To Whom Does the Future Belong? A NeuroEpigenEthics Online Interdisciplinary Workshop with Rachel Rosen and Judith Suissa


‘You can’t comment on the future if you don’t have children.’ Anyone who disagrees with this claim, or wants to understand the assumptions behind it, might enjoy watching the recording of NEE’s most recent interdisciplinary workshop.  

In this online workshop, UCL academics Rachel Rosen and Judith Suissa introduced the participants to the background and key arguments of their recent paper ‘Children, Parents, and Non-Parents: To Whom Does the Future Belong?’ (2020).
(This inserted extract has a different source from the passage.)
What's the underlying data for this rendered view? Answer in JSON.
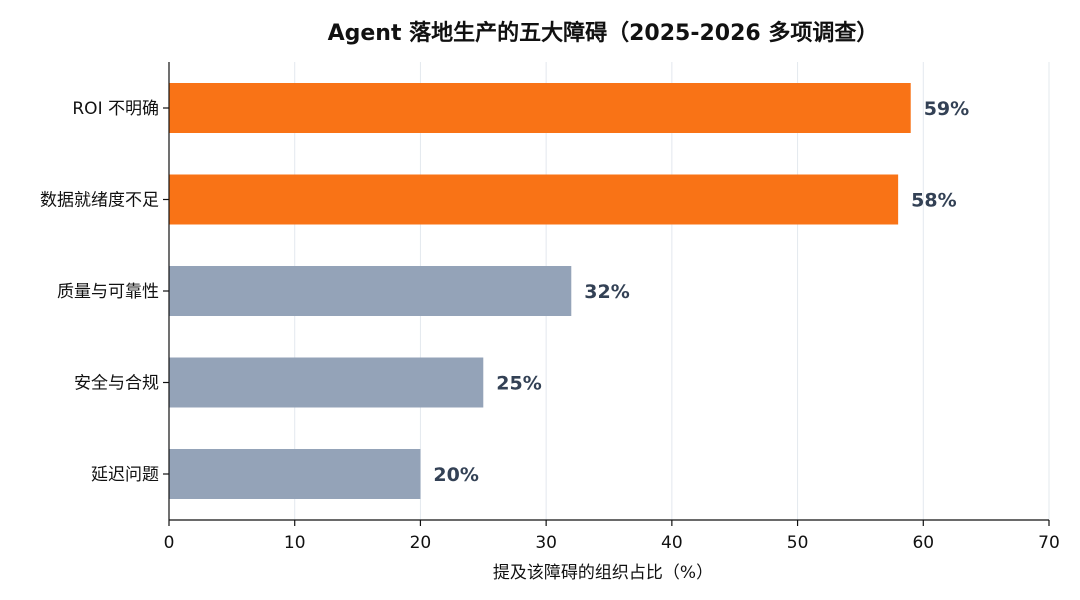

Remarks such as the one just mentioned suggest that it is often believed that being a parent gives one a stake in the future. At the same time, Judith explained that the future is understood quite differently in political philosophy. It is seen as either an inevitable continuation of the present or as a very distant, abstract horizon. The authors find both conceptions of the future lacking in critical function, so instead they urge us to call into question the normative basis of the present. They argue that the future does not belong to any group in particular. Instead, Rosen and Suissa understand the future as a collective intergenerational endeavour. They believe children, parents and non-parents together can and should challenge today’s injustices in order to work towards a desired future.  
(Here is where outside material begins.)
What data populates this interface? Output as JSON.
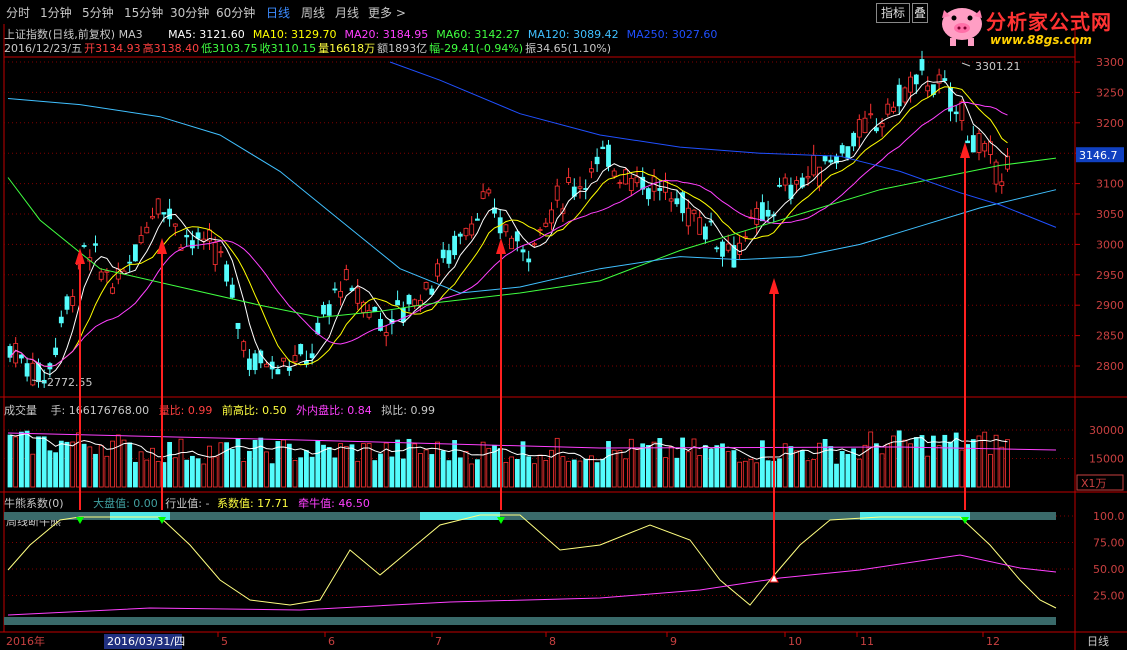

After this thought-provoking overview, four respondents shared their thoughts and questions with the authors and the audience. Harriet Bergman started a conversation about what the insights in the paper might mean for efforts of social transformation. She wondered how speaking on behalf of the future might be different from speaking on behalf of others already being harmed in the present (e.g. by climate change) and invited us to think of the role of ‘prefiguration’ in this context. Leni Van Goidsenhoven introduced to the debate some remarks inspired by queer and crip theory. She touched upon ableism in popular imaginings of the future, Edelman’s No Future and alternative notions of kinship and community. This neatly connected to the next response by Lisanne Meinen. In her response, she addressed the potential of including non-human agents when imagining just alternative futures, as well as the possible role of art and fiction in imagining and producing these futures. The final response was formulated by Stefan Ramaekers, who wondered what kind of subject position the authors have in mind when they talk about a ‘we’ sharing a present, since our political and social reality seems to be that many of us do not live in the same present as others.

Rachel and Judith gave tremendously thoughtful answers to all of these responses, resulting in philosophical conversations that easily could have lasted much longer. Many thanks to the authors, the respondents and the other participants for making this such an interesting afternoon!